Submitted by cloneofsimo t3_ykiuq0 in MachineLearning
Hi. Today I've came across this interesting paper https://arxiv.org/abs/2210.16056 that proposes interesting method to combine semantics of text and image in diffusion process.
In short, this mixes "layout" with "content", however unlike style transfer,
>"...semantic mixing aims to fuse multiple semantics into one single object."
I was surprised by the examples they showed, so I wanted to try it but the code wasn't available. I've implemented the method myself, and I wanted to share it here!
https://github.com/cloneofsimo/magicmix
Layout of \"realistic photo of a rabbit\" with content of \"tiger\"

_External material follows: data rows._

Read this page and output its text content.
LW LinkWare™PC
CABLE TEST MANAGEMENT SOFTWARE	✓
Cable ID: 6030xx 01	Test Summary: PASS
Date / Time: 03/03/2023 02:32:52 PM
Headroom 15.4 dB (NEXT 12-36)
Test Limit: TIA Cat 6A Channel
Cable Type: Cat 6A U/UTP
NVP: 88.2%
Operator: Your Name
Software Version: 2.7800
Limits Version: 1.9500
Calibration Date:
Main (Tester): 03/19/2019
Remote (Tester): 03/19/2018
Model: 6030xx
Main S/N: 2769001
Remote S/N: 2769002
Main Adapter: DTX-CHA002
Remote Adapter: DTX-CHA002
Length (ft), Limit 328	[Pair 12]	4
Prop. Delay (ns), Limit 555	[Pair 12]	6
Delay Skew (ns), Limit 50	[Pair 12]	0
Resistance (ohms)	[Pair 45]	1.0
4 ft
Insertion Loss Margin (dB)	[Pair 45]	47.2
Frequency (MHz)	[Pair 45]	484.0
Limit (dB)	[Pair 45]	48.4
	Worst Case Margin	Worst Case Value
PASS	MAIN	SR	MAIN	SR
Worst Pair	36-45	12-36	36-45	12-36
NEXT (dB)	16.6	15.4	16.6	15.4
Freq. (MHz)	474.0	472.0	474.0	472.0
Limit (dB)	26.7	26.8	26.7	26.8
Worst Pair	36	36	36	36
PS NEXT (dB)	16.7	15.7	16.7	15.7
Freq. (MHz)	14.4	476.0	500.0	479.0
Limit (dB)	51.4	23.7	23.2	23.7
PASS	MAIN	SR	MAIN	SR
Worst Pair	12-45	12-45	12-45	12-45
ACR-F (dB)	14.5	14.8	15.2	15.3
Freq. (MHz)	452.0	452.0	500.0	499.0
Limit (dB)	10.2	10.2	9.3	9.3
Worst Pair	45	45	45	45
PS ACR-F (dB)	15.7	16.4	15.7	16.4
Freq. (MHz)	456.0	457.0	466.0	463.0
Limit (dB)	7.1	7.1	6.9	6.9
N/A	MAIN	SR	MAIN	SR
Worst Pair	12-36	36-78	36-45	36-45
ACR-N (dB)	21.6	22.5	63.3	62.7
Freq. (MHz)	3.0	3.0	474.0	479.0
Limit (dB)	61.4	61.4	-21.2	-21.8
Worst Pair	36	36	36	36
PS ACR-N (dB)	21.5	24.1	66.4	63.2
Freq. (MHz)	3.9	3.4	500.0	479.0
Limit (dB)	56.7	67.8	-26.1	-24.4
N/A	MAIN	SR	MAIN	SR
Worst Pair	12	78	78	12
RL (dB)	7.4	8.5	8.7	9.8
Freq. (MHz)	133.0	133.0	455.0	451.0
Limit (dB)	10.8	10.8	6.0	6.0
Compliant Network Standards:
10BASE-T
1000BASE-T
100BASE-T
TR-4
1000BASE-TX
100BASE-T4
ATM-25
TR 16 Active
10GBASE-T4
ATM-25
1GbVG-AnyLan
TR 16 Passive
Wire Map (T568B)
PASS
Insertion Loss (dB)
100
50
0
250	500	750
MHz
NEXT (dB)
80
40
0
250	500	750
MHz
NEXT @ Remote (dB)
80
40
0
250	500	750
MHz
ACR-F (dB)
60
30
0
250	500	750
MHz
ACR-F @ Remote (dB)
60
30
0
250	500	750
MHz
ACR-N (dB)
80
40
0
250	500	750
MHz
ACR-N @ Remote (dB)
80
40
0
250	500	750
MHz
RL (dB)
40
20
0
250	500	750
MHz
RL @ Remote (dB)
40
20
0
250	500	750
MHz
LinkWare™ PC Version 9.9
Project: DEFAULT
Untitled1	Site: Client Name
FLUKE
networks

I hope my implementation helps who is reading the paper!
Note: I'm not the author of the paper, and this is not an official implementation
Inevitable-Ad8503 t1_iuth7a3 wrote
Nice. Thanks for taking the time to implement and to share. I get the feeling that this approach will be way more coherent for certain types of content and layout (mayhaps when prompting something like “a tiger and a bunny sitting side by side” and the “traditional” (is it old enough to have traditions yet?) approach will be better for other types, perhaps such as “a tiger and a bunny”, where the intent is what that approach often results in, some interpolation between the two objects; a chimera or mutant.
Or maybe another way to explain is that this MagixMix is akin to orchestration of multiple parts, and the present approach is more akin to a mashup of multiple parts; each has its own strengths and appropriate applications.